Аладьин между тем рассказывал:
— Жили люди неправильно, плохо, по кривде, стало быть, зачали с голоду и болезней опрежде времени валиться, не успевают сродники могилы копать — мор. А жить, известно, хочется, страсть как желается; человек‑то к доброму, к хорошему на земле стремится, не к худу… Ну, и пошли люди правду искать, то есть счастье, хорошую, значит, жизнь. Шли, шли, не знаю сколько времени, может, не один год, только однажды заблудились, потеряли дорогу. Что делать? Стали советоваться, переругались, перекорились, вот как мы иногда на сходе глотки дерем попусту, — нелады одни.

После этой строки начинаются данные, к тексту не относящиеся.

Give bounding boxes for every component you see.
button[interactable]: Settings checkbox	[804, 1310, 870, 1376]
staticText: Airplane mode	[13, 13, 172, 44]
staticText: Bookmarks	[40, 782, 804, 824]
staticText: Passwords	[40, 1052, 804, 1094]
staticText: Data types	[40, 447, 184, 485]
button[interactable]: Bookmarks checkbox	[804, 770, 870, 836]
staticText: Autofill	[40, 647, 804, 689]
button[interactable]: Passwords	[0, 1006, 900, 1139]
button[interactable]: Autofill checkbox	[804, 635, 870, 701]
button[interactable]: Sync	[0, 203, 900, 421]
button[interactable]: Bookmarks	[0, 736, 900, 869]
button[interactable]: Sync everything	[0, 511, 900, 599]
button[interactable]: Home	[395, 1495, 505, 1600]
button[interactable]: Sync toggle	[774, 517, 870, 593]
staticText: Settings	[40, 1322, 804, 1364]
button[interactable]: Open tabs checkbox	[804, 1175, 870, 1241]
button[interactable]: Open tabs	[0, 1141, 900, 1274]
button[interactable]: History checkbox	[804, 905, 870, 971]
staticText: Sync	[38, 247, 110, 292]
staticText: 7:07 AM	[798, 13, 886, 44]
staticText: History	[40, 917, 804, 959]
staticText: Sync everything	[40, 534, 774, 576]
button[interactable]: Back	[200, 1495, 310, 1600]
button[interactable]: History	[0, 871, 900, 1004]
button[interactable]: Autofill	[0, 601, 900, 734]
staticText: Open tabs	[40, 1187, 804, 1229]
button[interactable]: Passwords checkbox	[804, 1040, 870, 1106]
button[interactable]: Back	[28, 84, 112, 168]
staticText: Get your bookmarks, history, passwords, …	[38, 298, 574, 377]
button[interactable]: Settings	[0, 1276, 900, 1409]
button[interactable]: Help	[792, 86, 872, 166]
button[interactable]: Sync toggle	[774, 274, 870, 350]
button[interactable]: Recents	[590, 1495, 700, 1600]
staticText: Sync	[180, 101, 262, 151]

И тут стало — нету ладу, да и только. Одна сторона кричит: «Поворачивай назад, неплохо, дескать, жили, все нам мало, недовольны, не так да не этак. А смотрите‑ка, — орут которые, — туточка еще хуже, заживо подохнем. Прежняя‑то жизнь была лучше теперешней!»
— Это ты уж, Никита Петрович, не про нас ли, грешных, рассказываешь? — поинтересовалась со смешком Сморчиха.

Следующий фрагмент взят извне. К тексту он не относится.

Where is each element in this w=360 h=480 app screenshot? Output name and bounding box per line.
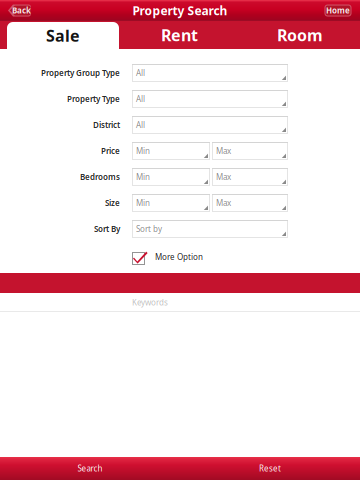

— Про всех, — просто ответил Аладьин. — Не перебивайте, сам собьюсь. Ну вот, кричат, орут разное. Другие люди говорят: «Надо — тка свернуть направо, пробиваться, дорогу искать». Третьи, супротив, требуют налево повернуть: «Кажись, тропа видна, куда‑нибудь да выведет, не может быть, чтобы не вывела, кто‑то по ней куда‑то шел, и мы пойдем…» Руготни, словом, не оберешься, а пользы никакой, каждый настаивает на своем, считает, что он прав… И только один молодой мужик Данило выискался, умный, сильный, смелый, советует идти вперед. Назад нельзя, ни вправо, ни влево не сворачивать, а, слышь, вперед да вперед идти, как бы, чу, ни было трудно. Смекаете?.. Долго ли, коротко ли уговаривал Данило народ, — уговорил, порешили всем миром, значит, никуда не сворачивать, как бы ни было худо. В вожаки выбрали Данила. «Веди, говорят, раз надоумил, вызвался, вперед — так вперед. Айда — те, пошли!» Вот и повел Данило людей напрямки. А напрямки — л ес дремучий, чем дальше, тем гуще, тьма под деревьями, и куда ни ступишь — болотина, трясина бездонная, засасывает человека с головой. Попросту сказать, кругом, значит, кривда, просвета не видать, куда людям податься, — пояснил дяденька Никита, блестя темными выпуклыми глазами.
— Понятно! — кивнул Митя — почтальон, снимая с плеча свою кожаную сумку.
— Да не мешайте за — ради бога слушать! — взмолились, зашумели мамки. — Ты сам себя не перебивай, Петрович!